医療統計を少し勉強してみようと思います。今回は「オッズ比」を取り上げます。
資料はこちら → オッズ比
p.1 なんらかの因子(例えば放射線)への暴露の有り無しと、事象(例えば病気)の発生有り無しの2✕2の分割表を作成したときに人数をa、b、c及びdとします。オッズ比θ=ad/bcで表します。これに対して、リスク比={a/(a+b)}/{c/(c+d)}となります。
p.2 オッズ比とリスク比はどのように使い分けるのでしょうか?飲酒有り無しとガン罹患有り無しのデータの取り方により使い分けます。前向き研究の事例は、飲酒有り無しの2群について10年後のガン罹患状況を調査します。飲酒有り無しの人のガン罹患のリスク比を算出すると飲酒有りの人が無しの人より罹患のリスクが4倍と算出されます。この時、リスク比算出式の分母が飲酒有り無しの各々の合計であることに注意ください。次に、後向き研究の事例です。ガン罹患有り無しの人について、飲酒有り無しを調査した結果が、左中央の表です。飲酒有り無しの2群についてガン罹患のオッズ比を各々算出します。この時、分母は合計人数でなく、罹患なしの人数になります。リスク比も合わせて算出しておきます。 左下の表は、ガン罹患有りの人数を2倍にしています。オッズ比とリスク比を同様に算出します。オッズ比は変わらず、リスク比は変化しています。リスク比は罹患有り無しのサンプリング人数を変えると変化してしまい、求めたい飲酒がガン罹患しやすいか否かの評価値にすることができません。

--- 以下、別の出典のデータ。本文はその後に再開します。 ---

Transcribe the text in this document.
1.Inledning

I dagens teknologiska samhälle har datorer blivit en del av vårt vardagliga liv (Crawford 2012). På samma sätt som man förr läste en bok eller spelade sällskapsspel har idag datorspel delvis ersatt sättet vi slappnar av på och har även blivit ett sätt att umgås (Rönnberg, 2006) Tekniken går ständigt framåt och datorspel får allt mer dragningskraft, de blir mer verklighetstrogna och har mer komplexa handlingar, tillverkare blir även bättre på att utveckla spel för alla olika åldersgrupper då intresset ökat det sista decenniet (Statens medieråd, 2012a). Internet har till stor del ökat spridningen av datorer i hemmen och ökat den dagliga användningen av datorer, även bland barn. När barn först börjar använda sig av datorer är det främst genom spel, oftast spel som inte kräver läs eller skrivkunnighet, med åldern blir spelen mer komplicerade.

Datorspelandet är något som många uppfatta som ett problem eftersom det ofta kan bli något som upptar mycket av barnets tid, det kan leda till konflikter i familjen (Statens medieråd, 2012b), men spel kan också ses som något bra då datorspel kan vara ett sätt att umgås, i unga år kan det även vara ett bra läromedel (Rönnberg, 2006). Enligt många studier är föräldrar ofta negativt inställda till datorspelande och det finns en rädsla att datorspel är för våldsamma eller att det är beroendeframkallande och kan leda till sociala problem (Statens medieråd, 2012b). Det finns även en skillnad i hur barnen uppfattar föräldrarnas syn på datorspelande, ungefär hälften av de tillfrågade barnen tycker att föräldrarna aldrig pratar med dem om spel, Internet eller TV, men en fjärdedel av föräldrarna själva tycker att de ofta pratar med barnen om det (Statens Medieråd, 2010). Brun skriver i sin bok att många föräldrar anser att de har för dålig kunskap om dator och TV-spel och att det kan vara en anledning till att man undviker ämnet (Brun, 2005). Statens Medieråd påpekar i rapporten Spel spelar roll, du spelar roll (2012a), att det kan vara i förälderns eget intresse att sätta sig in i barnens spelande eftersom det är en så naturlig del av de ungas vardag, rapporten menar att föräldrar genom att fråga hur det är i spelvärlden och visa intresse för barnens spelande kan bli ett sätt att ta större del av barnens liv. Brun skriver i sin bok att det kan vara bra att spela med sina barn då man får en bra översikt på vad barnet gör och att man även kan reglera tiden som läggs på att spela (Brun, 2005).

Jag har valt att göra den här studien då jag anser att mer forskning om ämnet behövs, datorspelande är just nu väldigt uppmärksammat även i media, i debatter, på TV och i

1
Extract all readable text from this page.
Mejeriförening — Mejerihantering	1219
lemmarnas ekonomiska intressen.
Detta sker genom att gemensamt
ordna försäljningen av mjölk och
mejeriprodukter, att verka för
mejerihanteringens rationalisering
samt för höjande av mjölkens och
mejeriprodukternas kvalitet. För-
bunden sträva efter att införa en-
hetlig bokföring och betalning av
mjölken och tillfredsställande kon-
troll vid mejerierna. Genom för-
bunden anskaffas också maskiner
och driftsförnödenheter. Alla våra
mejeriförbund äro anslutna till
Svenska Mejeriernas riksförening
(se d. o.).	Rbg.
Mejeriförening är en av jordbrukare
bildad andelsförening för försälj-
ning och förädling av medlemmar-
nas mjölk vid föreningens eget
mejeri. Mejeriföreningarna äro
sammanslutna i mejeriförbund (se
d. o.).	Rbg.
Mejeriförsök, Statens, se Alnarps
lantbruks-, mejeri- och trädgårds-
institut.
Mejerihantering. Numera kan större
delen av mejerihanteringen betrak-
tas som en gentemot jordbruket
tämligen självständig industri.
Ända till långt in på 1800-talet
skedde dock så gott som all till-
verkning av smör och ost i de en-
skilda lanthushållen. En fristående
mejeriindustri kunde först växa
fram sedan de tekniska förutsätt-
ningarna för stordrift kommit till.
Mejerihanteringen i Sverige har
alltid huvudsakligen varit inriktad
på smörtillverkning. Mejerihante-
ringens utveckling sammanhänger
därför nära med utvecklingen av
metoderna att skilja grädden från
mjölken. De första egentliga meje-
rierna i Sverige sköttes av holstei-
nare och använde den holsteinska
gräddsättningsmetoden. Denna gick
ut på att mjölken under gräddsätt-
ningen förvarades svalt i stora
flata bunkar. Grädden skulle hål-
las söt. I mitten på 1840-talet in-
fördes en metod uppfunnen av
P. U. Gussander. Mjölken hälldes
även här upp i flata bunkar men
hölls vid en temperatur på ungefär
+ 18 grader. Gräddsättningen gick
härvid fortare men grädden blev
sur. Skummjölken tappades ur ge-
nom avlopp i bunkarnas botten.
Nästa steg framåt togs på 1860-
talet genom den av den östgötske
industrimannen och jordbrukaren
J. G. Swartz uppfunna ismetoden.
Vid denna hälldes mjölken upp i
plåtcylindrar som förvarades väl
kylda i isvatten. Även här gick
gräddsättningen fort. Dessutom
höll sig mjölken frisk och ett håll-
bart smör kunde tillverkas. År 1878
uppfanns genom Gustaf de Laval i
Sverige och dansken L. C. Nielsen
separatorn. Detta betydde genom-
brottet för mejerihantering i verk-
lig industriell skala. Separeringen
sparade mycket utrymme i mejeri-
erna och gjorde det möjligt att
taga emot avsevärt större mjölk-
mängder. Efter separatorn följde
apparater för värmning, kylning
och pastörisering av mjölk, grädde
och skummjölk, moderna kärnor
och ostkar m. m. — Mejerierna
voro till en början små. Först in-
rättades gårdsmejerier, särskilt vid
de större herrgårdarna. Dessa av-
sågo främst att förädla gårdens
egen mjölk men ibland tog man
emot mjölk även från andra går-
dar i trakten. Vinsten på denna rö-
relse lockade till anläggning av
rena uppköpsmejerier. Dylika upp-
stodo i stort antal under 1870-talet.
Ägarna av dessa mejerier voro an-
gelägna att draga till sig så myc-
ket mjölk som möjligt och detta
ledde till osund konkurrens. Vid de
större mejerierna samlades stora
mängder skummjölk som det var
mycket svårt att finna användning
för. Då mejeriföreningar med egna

p.3 オッズ比とその信頼区間の関係を左上に示します。信頼区間が1の右にあるか、1の左にあるかあるいは1をまたぐかにより、判断したい群が対象群に対して有意に大きいか、小さいかあるいは判断できないかに分類できます。 オッズ10.0(8.0−12.0)とオッズ3.0(0.5−6.0)の精度は各々の信頼区間の(下限値/上限値)が1に近づくほど上がります。信頼区間の算出方法は、後日説明することにします。